Let \(z=a+bi\), then
\[\begin{align*}\frac{z-1}{z+1}&=\frac{(a-1)+bi}{(a+1)+bi}\cdot\frac{(a+1)-bi}{(a+1)-bi}\\&=\frac{a^2-1+b^2}{(a+1)^2+b^2}\\&=\frac{a^2+b^2-1}{a^2+2a+1+b^2}
\end{align*}\]
Notice that there are no factors of \(i\) here, which means we've reduced it to a real number.
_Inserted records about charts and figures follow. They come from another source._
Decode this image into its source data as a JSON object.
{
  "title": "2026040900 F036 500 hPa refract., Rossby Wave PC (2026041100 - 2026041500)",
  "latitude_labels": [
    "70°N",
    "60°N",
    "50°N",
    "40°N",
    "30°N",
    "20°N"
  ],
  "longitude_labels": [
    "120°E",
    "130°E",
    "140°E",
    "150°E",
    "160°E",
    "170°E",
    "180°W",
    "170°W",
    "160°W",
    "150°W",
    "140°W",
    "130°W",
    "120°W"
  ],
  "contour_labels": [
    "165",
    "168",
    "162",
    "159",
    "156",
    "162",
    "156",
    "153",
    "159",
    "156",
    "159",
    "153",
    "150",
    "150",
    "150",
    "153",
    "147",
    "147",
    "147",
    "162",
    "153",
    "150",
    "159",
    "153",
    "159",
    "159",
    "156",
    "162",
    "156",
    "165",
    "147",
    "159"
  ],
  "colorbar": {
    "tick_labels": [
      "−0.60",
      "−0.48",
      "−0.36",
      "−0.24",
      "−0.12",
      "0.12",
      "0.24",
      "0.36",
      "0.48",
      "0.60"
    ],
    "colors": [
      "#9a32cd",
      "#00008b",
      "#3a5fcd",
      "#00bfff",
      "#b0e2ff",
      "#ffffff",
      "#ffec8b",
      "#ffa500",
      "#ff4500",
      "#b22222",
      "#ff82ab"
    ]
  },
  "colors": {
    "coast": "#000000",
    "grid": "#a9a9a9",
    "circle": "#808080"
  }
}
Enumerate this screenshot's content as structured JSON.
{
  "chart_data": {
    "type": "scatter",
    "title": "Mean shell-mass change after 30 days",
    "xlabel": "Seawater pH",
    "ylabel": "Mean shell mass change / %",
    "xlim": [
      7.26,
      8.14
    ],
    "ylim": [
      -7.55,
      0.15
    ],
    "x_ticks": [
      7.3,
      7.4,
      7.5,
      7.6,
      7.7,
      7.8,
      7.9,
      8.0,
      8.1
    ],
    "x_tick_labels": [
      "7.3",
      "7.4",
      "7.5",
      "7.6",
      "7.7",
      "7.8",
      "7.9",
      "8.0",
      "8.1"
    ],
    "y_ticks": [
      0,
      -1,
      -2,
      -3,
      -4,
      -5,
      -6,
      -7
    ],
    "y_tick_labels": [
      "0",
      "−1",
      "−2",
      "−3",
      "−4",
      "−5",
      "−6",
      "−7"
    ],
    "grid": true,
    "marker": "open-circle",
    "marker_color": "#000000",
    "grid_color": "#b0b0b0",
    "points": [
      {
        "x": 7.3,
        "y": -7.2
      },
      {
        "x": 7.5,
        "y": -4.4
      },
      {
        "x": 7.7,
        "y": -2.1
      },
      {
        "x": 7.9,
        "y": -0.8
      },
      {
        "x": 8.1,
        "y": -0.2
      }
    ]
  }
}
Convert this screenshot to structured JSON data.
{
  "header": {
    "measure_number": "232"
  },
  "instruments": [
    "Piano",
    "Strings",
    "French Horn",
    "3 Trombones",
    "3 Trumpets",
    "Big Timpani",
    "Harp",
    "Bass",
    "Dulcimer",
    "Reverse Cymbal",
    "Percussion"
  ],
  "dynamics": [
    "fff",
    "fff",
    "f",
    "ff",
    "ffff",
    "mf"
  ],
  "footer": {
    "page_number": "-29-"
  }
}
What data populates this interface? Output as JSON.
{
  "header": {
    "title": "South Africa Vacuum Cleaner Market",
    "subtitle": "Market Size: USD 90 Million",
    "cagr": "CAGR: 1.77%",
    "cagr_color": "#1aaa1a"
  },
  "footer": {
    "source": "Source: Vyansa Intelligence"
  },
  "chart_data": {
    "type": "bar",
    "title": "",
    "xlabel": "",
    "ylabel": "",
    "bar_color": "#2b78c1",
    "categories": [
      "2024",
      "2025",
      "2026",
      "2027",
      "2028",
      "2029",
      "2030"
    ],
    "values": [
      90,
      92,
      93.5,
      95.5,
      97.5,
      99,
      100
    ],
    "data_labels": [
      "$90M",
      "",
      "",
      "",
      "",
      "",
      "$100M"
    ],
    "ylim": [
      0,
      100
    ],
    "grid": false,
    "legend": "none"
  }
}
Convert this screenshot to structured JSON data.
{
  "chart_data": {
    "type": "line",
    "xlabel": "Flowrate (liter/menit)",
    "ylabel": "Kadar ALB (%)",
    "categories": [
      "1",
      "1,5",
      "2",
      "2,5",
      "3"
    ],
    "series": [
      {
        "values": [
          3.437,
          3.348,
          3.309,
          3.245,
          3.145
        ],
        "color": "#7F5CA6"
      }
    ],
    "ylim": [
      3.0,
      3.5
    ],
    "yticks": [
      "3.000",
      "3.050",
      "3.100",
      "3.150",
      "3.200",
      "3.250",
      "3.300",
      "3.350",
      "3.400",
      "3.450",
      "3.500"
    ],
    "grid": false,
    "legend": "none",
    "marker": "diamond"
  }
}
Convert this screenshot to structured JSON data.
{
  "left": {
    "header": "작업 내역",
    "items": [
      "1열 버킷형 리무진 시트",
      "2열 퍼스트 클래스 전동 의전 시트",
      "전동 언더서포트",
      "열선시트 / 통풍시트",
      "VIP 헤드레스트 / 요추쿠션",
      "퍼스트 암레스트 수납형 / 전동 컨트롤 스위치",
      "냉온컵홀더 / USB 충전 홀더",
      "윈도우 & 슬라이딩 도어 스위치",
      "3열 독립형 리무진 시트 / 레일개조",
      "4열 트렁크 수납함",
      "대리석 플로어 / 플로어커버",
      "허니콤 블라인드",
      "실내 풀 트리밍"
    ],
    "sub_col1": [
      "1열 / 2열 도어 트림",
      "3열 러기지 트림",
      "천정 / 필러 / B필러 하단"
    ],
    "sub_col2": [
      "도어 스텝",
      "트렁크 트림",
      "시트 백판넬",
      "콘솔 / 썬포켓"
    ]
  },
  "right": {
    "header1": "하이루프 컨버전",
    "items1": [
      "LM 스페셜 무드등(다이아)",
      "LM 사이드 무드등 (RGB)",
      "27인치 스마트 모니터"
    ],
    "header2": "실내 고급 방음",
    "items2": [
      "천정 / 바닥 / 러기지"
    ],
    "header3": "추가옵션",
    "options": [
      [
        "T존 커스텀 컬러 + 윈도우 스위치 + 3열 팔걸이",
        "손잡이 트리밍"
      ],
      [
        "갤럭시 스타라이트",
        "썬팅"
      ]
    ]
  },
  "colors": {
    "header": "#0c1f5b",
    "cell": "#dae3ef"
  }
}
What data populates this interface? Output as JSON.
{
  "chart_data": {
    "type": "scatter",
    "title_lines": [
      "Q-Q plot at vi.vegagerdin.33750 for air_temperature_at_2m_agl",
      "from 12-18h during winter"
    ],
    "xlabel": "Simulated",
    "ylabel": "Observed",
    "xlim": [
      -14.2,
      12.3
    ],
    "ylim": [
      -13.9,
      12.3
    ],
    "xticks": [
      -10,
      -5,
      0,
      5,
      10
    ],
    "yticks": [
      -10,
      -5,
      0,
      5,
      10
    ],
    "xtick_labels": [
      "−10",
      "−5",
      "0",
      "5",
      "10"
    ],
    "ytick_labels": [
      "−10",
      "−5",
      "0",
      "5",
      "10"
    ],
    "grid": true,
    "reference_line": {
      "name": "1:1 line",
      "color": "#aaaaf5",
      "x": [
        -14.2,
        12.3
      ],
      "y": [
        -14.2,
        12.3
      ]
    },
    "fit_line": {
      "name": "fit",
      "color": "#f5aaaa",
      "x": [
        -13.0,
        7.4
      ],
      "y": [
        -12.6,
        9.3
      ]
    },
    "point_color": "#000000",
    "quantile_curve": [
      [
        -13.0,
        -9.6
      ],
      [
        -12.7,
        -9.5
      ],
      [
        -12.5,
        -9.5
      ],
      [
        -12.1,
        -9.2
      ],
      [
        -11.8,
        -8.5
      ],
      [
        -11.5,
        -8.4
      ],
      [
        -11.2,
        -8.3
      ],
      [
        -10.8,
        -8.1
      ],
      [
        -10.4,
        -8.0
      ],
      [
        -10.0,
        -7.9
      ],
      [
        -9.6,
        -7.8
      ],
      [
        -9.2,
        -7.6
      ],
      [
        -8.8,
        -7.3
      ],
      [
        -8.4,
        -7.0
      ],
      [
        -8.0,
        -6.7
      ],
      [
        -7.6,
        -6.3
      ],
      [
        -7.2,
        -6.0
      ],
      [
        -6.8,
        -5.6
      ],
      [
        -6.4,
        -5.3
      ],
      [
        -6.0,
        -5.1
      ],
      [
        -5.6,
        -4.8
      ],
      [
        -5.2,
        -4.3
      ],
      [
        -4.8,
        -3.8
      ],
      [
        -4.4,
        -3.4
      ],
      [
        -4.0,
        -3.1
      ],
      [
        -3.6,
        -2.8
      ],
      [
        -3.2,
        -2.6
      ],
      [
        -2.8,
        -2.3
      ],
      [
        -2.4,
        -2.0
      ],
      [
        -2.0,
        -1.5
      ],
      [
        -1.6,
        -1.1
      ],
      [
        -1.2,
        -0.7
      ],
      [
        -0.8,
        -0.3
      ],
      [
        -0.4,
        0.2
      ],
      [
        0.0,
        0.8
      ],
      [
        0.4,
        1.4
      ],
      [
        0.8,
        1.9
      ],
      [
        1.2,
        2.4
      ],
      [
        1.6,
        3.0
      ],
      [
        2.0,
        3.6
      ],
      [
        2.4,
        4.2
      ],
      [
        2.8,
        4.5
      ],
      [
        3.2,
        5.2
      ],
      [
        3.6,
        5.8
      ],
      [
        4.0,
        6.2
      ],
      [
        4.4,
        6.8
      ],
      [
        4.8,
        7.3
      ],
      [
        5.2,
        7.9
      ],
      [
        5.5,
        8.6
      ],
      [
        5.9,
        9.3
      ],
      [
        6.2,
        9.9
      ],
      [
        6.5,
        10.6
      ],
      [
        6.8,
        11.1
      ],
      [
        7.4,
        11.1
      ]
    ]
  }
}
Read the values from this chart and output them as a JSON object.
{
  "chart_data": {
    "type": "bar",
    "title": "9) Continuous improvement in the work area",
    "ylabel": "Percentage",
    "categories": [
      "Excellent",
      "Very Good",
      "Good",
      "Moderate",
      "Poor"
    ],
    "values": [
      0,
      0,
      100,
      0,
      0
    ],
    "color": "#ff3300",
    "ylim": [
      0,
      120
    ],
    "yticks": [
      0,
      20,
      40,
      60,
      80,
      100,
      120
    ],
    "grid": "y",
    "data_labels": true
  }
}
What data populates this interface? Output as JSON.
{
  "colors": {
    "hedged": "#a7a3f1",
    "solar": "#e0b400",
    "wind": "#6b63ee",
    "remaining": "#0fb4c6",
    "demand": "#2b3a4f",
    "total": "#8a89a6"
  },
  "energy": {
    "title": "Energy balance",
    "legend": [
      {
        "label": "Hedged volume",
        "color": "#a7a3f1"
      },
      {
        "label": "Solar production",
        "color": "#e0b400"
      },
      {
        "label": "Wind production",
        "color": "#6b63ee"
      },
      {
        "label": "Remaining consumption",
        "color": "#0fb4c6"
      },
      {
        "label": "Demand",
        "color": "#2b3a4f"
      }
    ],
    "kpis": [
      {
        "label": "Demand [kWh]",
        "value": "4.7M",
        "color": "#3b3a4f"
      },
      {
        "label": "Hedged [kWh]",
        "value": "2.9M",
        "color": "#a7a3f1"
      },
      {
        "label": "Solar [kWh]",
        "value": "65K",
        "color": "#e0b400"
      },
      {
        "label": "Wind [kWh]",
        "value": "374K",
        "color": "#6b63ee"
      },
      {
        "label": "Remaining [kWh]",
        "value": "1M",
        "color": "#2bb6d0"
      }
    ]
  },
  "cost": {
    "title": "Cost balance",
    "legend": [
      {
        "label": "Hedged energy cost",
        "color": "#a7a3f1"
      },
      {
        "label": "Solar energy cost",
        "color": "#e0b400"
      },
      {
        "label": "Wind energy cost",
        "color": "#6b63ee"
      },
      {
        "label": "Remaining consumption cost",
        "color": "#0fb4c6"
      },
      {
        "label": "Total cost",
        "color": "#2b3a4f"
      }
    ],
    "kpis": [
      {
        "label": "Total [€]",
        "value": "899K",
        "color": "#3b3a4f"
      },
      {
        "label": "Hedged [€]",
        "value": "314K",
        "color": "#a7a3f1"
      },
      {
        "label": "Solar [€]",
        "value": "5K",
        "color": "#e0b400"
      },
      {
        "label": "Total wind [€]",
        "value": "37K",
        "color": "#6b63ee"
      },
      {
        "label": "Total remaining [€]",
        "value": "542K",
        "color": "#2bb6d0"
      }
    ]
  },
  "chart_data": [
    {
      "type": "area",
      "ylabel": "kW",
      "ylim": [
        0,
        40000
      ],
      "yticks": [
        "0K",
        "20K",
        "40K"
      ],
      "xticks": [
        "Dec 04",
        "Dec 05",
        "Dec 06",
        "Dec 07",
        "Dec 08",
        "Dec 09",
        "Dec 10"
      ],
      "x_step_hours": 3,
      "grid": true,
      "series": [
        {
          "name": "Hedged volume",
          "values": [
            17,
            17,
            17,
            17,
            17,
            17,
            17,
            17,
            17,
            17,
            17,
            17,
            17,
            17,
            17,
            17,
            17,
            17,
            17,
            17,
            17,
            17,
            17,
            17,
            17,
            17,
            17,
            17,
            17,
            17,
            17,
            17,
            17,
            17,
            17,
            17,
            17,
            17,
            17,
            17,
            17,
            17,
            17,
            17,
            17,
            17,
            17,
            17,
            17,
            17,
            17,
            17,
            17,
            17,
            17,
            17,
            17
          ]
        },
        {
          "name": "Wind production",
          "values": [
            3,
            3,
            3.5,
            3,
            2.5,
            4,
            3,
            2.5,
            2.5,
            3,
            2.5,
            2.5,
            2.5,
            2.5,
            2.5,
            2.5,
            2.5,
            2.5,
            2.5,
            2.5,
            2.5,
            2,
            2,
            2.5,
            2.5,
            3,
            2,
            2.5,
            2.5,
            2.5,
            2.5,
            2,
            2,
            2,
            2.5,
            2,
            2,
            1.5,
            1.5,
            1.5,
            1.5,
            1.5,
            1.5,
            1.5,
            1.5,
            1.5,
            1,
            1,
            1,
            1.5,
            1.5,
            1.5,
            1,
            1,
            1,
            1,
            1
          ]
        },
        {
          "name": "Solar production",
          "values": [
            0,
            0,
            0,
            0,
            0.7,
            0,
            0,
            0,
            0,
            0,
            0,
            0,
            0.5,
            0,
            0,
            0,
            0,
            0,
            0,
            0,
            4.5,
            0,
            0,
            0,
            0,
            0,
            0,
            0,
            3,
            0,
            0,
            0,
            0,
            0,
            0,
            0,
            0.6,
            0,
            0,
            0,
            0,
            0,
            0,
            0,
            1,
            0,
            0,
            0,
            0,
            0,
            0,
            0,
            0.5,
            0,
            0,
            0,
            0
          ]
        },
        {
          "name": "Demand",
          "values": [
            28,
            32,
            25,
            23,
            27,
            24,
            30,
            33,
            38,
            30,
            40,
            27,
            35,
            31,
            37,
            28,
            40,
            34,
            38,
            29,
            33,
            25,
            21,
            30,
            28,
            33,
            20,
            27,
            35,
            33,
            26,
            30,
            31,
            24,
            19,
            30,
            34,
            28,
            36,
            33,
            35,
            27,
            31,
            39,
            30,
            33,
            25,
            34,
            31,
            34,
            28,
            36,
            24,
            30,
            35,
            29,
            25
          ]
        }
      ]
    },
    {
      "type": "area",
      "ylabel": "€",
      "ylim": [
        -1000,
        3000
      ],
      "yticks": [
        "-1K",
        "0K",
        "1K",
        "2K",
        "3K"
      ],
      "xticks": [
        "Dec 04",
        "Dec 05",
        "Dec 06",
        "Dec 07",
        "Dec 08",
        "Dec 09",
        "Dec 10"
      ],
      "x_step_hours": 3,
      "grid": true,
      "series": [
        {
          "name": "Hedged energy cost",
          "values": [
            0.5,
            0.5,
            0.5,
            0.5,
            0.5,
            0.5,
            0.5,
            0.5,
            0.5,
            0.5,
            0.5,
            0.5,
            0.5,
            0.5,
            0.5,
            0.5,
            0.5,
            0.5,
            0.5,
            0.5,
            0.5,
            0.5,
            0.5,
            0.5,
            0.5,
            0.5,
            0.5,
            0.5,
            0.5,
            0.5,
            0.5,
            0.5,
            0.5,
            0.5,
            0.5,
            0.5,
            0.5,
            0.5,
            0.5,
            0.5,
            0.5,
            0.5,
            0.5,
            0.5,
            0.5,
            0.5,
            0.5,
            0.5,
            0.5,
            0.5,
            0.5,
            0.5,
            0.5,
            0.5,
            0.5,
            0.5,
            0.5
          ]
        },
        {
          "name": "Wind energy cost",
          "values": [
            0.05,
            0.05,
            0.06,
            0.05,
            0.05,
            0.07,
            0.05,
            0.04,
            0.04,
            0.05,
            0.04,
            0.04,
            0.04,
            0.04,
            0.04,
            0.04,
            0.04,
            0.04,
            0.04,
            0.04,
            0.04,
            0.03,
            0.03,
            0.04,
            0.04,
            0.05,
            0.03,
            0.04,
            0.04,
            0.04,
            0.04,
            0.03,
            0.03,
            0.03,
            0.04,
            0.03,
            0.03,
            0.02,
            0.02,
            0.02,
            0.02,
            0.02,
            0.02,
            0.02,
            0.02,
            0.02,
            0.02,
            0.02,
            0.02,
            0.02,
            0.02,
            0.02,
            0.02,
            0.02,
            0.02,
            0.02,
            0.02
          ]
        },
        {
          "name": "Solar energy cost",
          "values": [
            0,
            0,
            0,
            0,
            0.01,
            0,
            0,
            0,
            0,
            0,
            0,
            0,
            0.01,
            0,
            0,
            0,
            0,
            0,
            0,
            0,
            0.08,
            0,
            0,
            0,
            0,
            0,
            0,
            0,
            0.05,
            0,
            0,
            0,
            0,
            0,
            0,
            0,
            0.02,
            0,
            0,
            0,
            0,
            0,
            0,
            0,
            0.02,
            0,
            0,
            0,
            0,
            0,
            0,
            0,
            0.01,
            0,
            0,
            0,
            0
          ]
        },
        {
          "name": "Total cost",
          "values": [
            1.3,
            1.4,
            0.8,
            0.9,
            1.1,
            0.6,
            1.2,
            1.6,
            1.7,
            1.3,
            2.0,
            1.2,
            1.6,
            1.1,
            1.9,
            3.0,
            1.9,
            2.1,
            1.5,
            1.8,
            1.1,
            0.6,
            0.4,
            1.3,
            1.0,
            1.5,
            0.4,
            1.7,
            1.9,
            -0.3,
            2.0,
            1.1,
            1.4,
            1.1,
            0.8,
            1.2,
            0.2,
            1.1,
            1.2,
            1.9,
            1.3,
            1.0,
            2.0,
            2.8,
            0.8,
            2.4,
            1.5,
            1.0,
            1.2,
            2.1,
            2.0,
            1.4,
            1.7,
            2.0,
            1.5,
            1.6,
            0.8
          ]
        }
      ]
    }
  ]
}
But \(\dfrac{z-1}{z+1}\) is purely imaginary, which means this number must be 0.
\[\frac{a^2+b^2-1}{a^2+2a+1+b^2}=0~~\Rightarrow~~a^2+b^2=1~~\Rightarrow~~|z|=\sqrt{a^2+b^2}=\sqrt1=1\]

Answer 5

@SithsAndGiggles I think there is mistake from numerator :) it should be a^2 +b^2+2bi-1

Answer 6

which one

Answer 7

@Loser66
Yes, you're right, I made a mistake with the computation, but it still works out nicely.

The point is, we want the real part of the numerator to be zero; I just happened to leave to leave out the imaginary part.

@ssw, the answer is still correct, there was just a slight computational error that does not change the end result.